Chi è l’autrice?
Jessica Benjamin è una psicoanalista statunitense tra i maggiori esponenti dell’orientamento relazionale, il suo libro “Il riconoscimento reciproco” (edito Raffaello Cortina) è stato pubblicato in Italia nel 2019 ed è un lavoro che racchiude vent’anni di studio, pratica clinica, esperienza e dialogo.
Di cosa parla?
Attenta al confronto dialogico costante tra modelli psicoanalitici classici e relazionali, l’autrice individua nelle dinamiche di complementarità (“chi agisce – chi è agito”) e di unità (“tu sei me – io sono te”) le principali cause di impasse relazionali e analitiche. Secondo Benjamin, la tendenza dell’analista è quella di rifugiarsi nel mito del “contenitore perfetto”, un’idea di infallibilità difensiva, per fronteggiare il potere distruttivo di tali dinamiche. Tale tendenza, dalle connotazioni scissionali, non fa altro che rinforzare le antiche dissociazioni (del paziente e dell’analista) e ri-traumatizzare il campo analitico.
La soluzione offerta dall’autrice è invece quella di “abbandonarsi alla Terzietà”: riconoscere e testimoniare la propria fallibilità di analisti-persone ed iniziare, con l’Altro, a co-costruire una ritmicità sincronica e danzante, costituita dal riconoscimento reciproco e dal dialogo tra esperienze di rottura e riparazione, che ella paragona al concetto di gioco winnicottiano.
La Terzietà è una dimensione relazionale nella quale è possibile la risoluzione delle dinamiche di complementarità e di unità; uno spazio che non è né tuo, né mio, ma nostro, che ospita due diverse soggettività che convivono senza annientarsi e che si possono riconoscere come simili e diverse allo stesso tempo.

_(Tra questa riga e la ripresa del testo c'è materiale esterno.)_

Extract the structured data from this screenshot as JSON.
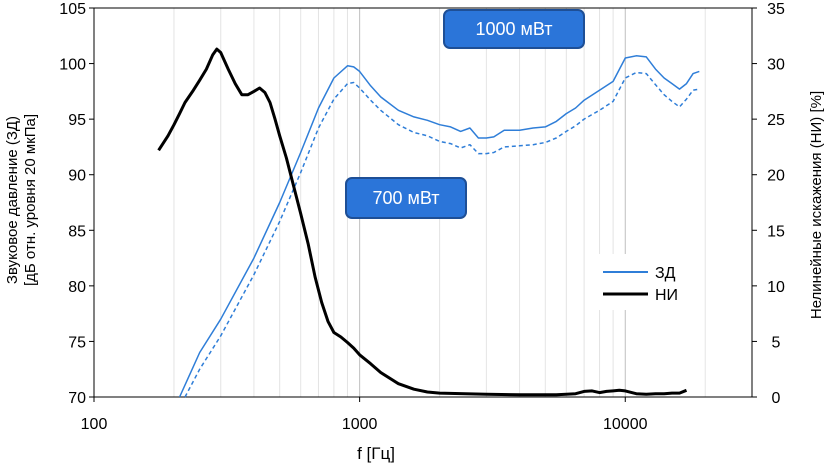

Secondo l’autrice, ogni relazione, analitica e non, basata sul riconoscimento reciproco autentico, è comprensiva di un equilibrio oscillante tra tre matrici relazionali interiorizzate: il “terzo ritmico” (capacità di riconoscere la vicinanza-sincronia dell’Altro all’interno della relazione), il “terzo differenziante” (capacità di riconoscere l’Altro nella dimensione di distanza-differenza che la relazione inevitabilmente implica) ed il “terzo morale” (essere in grado di testimoniare la sofferenza e la fallibilità dell’Altro tendendo ad un ideale di mondo giusto). Rispetto a quest’ultimo concetto è molto interessante il racconto della Benjamin del suo lavoro con gruppi misti composti da persone israeliane e palestinesi; saper testimoniare la sofferenza dell’altro aiuta a superare ruoli polarizzati e predeterminati come quelli di vittima e carnefice.
In questa dimensione di autentico riconoscimento reciproco, è fondamentale, per l’autrice, che l’analista accetti ed elabori il senso di perdita, la vulnerabilità ed il fallimento, così come i suoi errori e le sue incertezze. Per fare ciò il clinico può ricorrere al gioco, all’enactment e all’autosvelamento: concetti che l’autrice approfondisce ed arricchisce con la sua visione.
Perché consigliarlo?
Il libro della Benjamin è un lavoro denso e articolato che fornisce preziosi spunti su nuove prospettive dell’esperienza della pratica clinica. Un testo prezioso per qualunque persona (analisti, psicoterapeuti e non addetti ai lavori) che si interessi all’autenticità della relazione con l’altro, all’ascolto sincero e che valorizzi la riparazione come spinta verso la reciprocità.